A une vitesse vertigineuse, la navette filait silencieusement sur sa rampe argentée en faisant reculer le paysage des buildings crevant les cieux.  Une douce mélodie classique émanait des haut-parleurs, et les écrans de télévision, parties intégrantes des dossiers des sièges incurvés, diffusaient de belles images colorées.  Parmi les passagers disséminés un peu partout, Elisa gardait les yeux rivés sur l’horizon qui semblait s’éloigner au rythme que le monorail fonçait.  Elle réfléchissait.  Le carillon, trois notes simplistes d’un xylophone synthétique, retentit pour avertir les usagers du prochain arrêt.  Elisa avala sa salive, c’était la seule manière de pallier aux bourdonnements qui l’assourdissaient, effet désagréable dû à la décompression spontanée de la navette qui ralentissait.  Le sas s’ouvrit et elle descendit.

-Station Est- indiquaient les lettres digitales imprimées sur les murs de verre du métro aérien.

Au même instant, à quelques kilomètres de là, les écrans de contrôle, directement reliés aux caméras de surveillance placées tout au long de la rue principale, se mirent en alerte.

Le vieux Nick se redressa sur sa chaise pour enclencher le bouton de commande du système d’alarme.  Une insupportable sirène se mit automatiquement à siffler dans tout le bâtiment, tandis que déjà, des bruits sourds de pas pressés résonnaient en échos dans les couloirs.  Les hommes se mirent à courir vers le Magasin.

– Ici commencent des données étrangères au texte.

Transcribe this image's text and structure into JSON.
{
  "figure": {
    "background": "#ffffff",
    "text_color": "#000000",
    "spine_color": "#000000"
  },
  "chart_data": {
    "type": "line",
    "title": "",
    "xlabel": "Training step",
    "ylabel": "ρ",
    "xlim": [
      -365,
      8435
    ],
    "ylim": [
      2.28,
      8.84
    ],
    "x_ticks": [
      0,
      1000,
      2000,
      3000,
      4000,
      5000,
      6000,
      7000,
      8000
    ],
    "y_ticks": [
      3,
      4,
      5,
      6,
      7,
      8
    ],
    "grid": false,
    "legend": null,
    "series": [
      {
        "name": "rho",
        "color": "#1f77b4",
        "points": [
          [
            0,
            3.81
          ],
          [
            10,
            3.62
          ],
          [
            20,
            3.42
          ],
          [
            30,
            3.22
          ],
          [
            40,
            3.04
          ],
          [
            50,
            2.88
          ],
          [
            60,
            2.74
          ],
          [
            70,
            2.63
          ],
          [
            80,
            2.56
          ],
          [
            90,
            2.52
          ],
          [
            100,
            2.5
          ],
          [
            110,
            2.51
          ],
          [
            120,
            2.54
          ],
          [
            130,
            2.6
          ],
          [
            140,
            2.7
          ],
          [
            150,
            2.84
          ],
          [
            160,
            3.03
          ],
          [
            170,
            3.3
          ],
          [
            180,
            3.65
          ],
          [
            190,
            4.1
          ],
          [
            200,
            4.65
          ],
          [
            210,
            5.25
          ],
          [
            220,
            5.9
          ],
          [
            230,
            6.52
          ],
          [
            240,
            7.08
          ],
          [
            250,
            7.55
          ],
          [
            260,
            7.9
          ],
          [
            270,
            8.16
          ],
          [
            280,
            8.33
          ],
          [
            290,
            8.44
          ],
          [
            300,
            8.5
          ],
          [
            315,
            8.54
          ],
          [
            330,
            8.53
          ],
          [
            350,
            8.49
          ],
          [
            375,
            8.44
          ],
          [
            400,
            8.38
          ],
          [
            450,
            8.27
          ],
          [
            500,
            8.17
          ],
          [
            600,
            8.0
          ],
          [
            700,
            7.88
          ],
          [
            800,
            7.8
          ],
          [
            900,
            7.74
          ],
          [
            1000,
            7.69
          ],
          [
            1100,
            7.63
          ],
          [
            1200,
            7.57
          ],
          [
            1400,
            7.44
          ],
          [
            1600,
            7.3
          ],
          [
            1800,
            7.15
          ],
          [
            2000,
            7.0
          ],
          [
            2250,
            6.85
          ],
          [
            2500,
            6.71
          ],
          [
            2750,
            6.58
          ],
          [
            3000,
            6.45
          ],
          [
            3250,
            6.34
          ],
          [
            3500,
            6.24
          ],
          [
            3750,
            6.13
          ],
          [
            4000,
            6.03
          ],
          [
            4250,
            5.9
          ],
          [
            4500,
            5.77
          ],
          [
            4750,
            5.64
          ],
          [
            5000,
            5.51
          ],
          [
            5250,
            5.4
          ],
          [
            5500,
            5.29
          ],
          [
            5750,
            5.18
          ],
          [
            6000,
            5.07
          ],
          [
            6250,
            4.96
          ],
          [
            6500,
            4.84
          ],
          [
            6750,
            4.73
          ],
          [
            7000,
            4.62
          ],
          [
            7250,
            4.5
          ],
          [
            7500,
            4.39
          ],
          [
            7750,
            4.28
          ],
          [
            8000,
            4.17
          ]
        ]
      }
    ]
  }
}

L’homme de faction se pencha davantage vers son écran récepteur et pendant que ses yeux repéraient les moindres détails de ce qui se passait dans la rue, ses doigts pianotaient des informations primordiales, nécessaires pour le groupe d’intervention.

La circulation avait subitement été interrompue par une flopée de manifestants tonitruants s’avançant inexorablement vers le Centre de Restriction des Eaux Potables.  Quelques promeneurs furent bousculés, certains même se rebellèrent, mais ils furent bien vite maîtrisés et submergés par la masse des gens qui fonçaient tout droit vers le fameux Centre.  Plusieurs extrémistes s’étaient bâillonnés le visage de manière à ce que personne ne les reconnaissent, d’autres s’étaient armés de pierres et de bâtons qu’ils brandissaient fougueusement en progressant en rythme.

Un policier tenta de les arrêter mais la marrée humaine eut tôt fait de l’ensevelir.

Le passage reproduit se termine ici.